Raymond Janot (March 9, 1917, Paris – November 25, 2000, Paris) was a French politician who played a significant role in the writing of the 1958 Constitution of France.

==World War II==
Janot was with the French forces in World War II in 1939 and was taken prisoner by the German forces in 1940. He succeeded in escaping from the German prison camps in August 1943. Following his escape, Janot became active in the French Resistance, which his wife Catherine was already part of. Catherine assisted downed allied airmen to evade German capture, working with the Comet and Burgundy escape lines and with the BCRA, an intelligence agency associated with Charles de Gaulle. The Janots fled France in April 1944 through the Burgundy network, crossing the Pyrenees into Spain and reaching Algeria. Raymond Janot returned to France as part of the French forces helping to liberate France in the summer of 1944. Catherine became an ambulance driver.

==Politician==
Following World War II, Janot was appointed as an economic adviser to General de Lattre de Tassigny in French Indochina in 1946. In 1947, Janot became a legal advisor to the President, where he would remain until 1951. Also in 1947, Janot was elected mayor of Serbonnes, where he would remain until 1971, holding this position concurrent with others at a national level, as is not uncommon in France in a practice known as the cumul des mandats.

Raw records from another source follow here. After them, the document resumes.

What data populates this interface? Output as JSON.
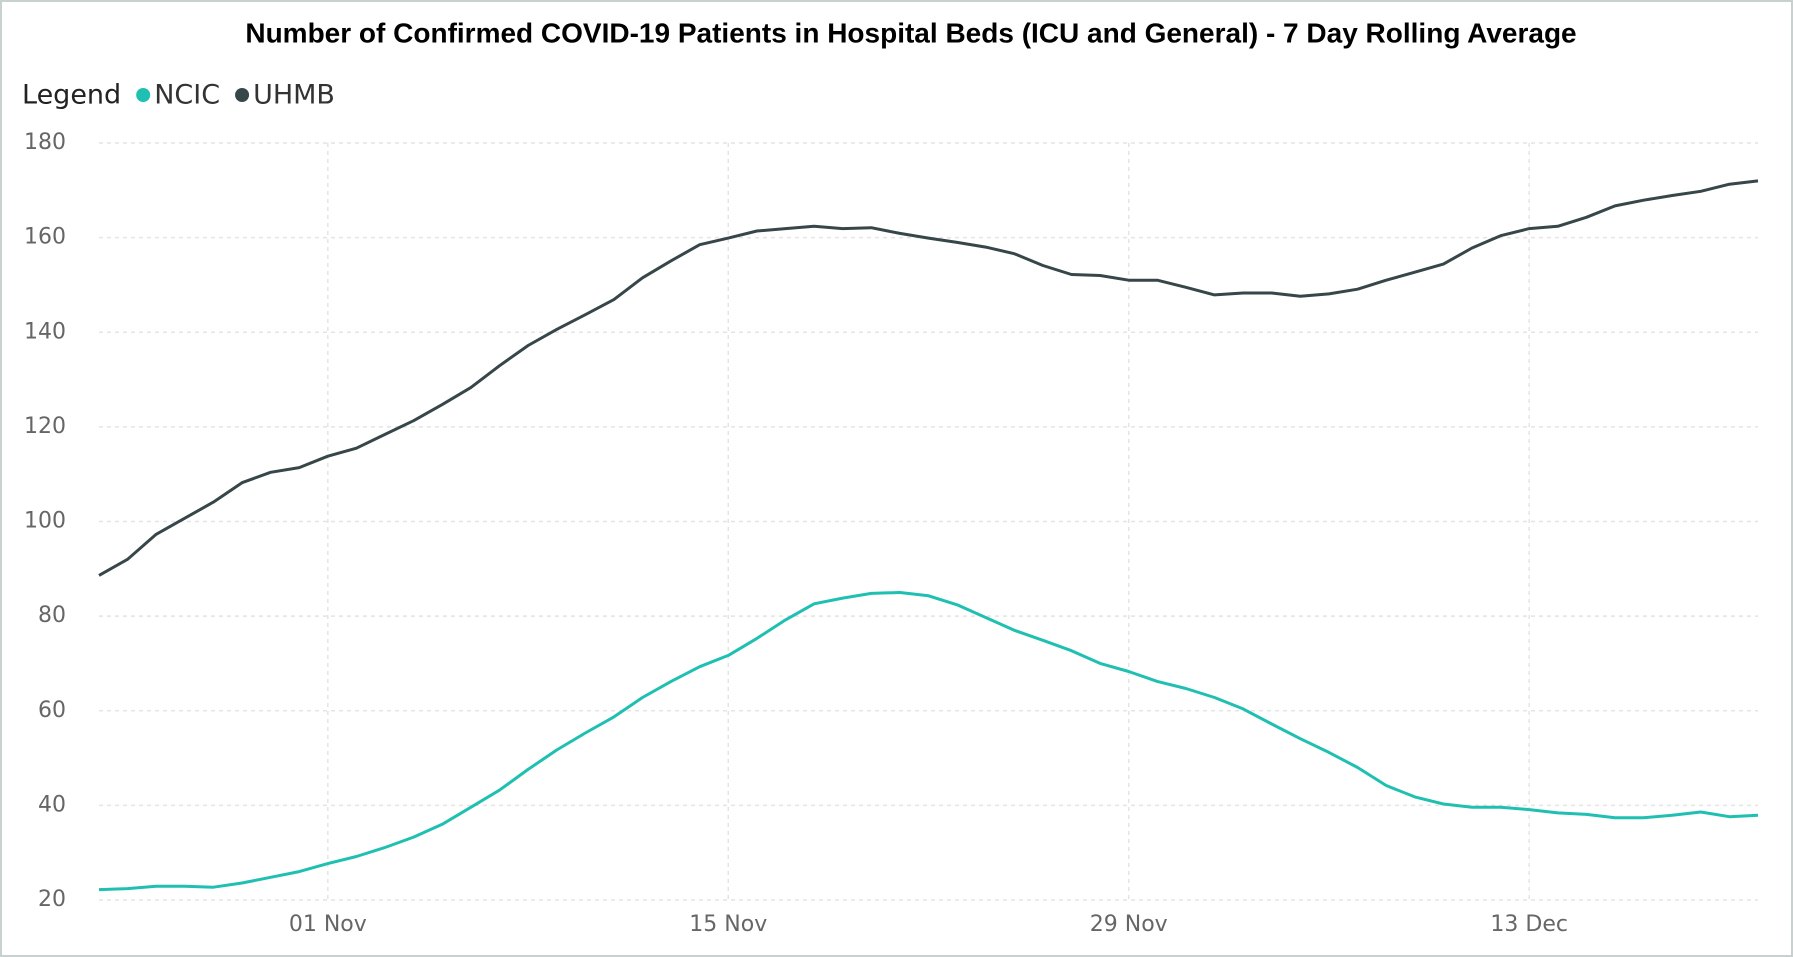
{
  "chart_data": {
    "type": "line",
    "title": "Number of Confirmed COVID-19 Patients in Hospital Beds (ICU and General) - 7 Day Rolling Average",
    "legend_title": "Legend",
    "categories": [
      null,
      null,
      null,
      null,
      null,
      null,
      null,
      null,
      "01 Nov",
      null,
      null,
      null,
      null,
      null,
      null,
      null,
      null,
      null,
      null,
      null,
      null,
      null,
      "15 Nov",
      null,
      null,
      null,
      null,
      null,
      null,
      null,
      null,
      null,
      null,
      null,
      null,
      null,
      "29 Nov",
      null,
      null,
      null,
      null,
      null,
      null,
      null,
      null,
      null,
      null,
      null,
      null,
      null,
      "13 Dec",
      null,
      null,
      null,
      null,
      null,
      null,
      null,
      null
    ],
    "series": [
      {
        "name": "NCIC",
        "color": "#1fbfb1",
        "values": [
          22.2,
          22.4,
          22.9,
          22.9,
          22.7,
          23.6,
          24.8,
          26.0,
          27.7,
          29.2,
          31.1,
          33.3,
          36.0,
          39.6,
          43.2,
          47.6,
          51.7,
          55.3,
          58.7,
          62.8,
          66.2,
          69.3,
          71.7,
          75.3,
          79.2,
          82.6,
          83.8,
          84.8,
          85.0,
          84.3,
          82.4,
          79.7,
          77.0,
          74.9,
          72.7,
          70.0,
          68.3,
          66.2,
          64.7,
          62.8,
          60.4,
          57.2,
          54.1,
          51.2,
          48.0,
          44.2,
          41.8,
          40.3,
          39.6,
          39.6,
          39.1,
          38.4,
          38.1,
          37.4,
          37.4,
          37.9,
          38.6,
          37.6,
          37.9
        ]
      },
      {
        "name": "UHMB",
        "color": "#374649",
        "values": [
          88.6,
          92.0,
          97.3,
          100.7,
          104.1,
          108.2,
          110.4,
          111.4,
          113.8,
          115.5,
          118.4,
          121.3,
          124.7,
          128.3,
          132.9,
          137.2,
          140.6,
          143.7,
          146.9,
          151.5,
          155.1,
          158.5,
          159.9,
          161.4,
          161.9,
          162.4,
          161.9,
          162.1,
          160.9,
          159.9,
          159.0,
          158.0,
          156.6,
          154.1,
          152.2,
          152.0,
          151.0,
          151.0,
          149.5,
          147.9,
          148.3,
          148.3,
          147.6,
          148.1,
          149.1,
          151.0,
          152.7,
          154.4,
          157.8,
          160.4,
          161.9,
          162.4,
          164.3,
          166.7,
          167.9,
          168.9,
          169.8,
          171.3,
          172.0
        ]
      }
    ],
    "ylim": [
      20,
      180
    ],
    "yticks": [
      20,
      40,
      60,
      80,
      100,
      120,
      140,
      160,
      180
    ],
    "grid": true
  }
}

Janot was heavily involved in the writing of the French Constitution of 1958. He served as the government’s representative in debates, his title being ‘’commissaire du gouvernement’’. This work was done in conjunction with his role as the secretary general of the Conseil d'État. In addition to his other roles, his position as commissaire du gouvernement also resulted in his being named as the secretary-general of the Constitutional Consultative Committee, further increasing his role in the constitutional process, and making him one of the more influential players after Michel Debré. Janot’s influence largely dealt with provisions pertaining to executive power. He largely toed the line of Charles de Gaulle, presenting de Gaulle’s then view relating to the balance of power between president and prime minister. Janot also had strong views against reducing the power of the executive branch, fearing that too strong a parliament would repeat the governmental gridlocks of the Fourth Republic. Some scholars have compared Janot’s opinions on power, especially in the executive branch, to those of Alexander Hamilton, James Madison, and John Jay, the authors of The Federalist Papers, a dialogue on the American constitution. Janot’s defenses of de Gaulle’s position helped to create the stable and powerful French Presidency of the Fifth Republic.

Following the writing of the Constitution, Janot stayed active in French political life. In 1959, he was named as secretary general of the French Community, a forerunner of the modern Francophonie. In March 1960, he was appointed as the Assistant Director-General of Radiodiffusion-Télévision Française, the French public broadcasting company that lasted until 1964. Janot lasted at that post until February 1962 before concentrating on his mayoral duties in Serbonnes.

Late in his career, Janot once again returned to public life He participated in an important conference at Aix-en-Provence in 1988 for the thirtieth anniversary of the French constitution, as the developments of the document were analyzed. He joined the UDF and served as the president of the regional council of Bourgogne from 1989 to 1992. Janot died in 2000. The Catherine and Raymond Janot State Secondary School is named in memory of Janot and his wife.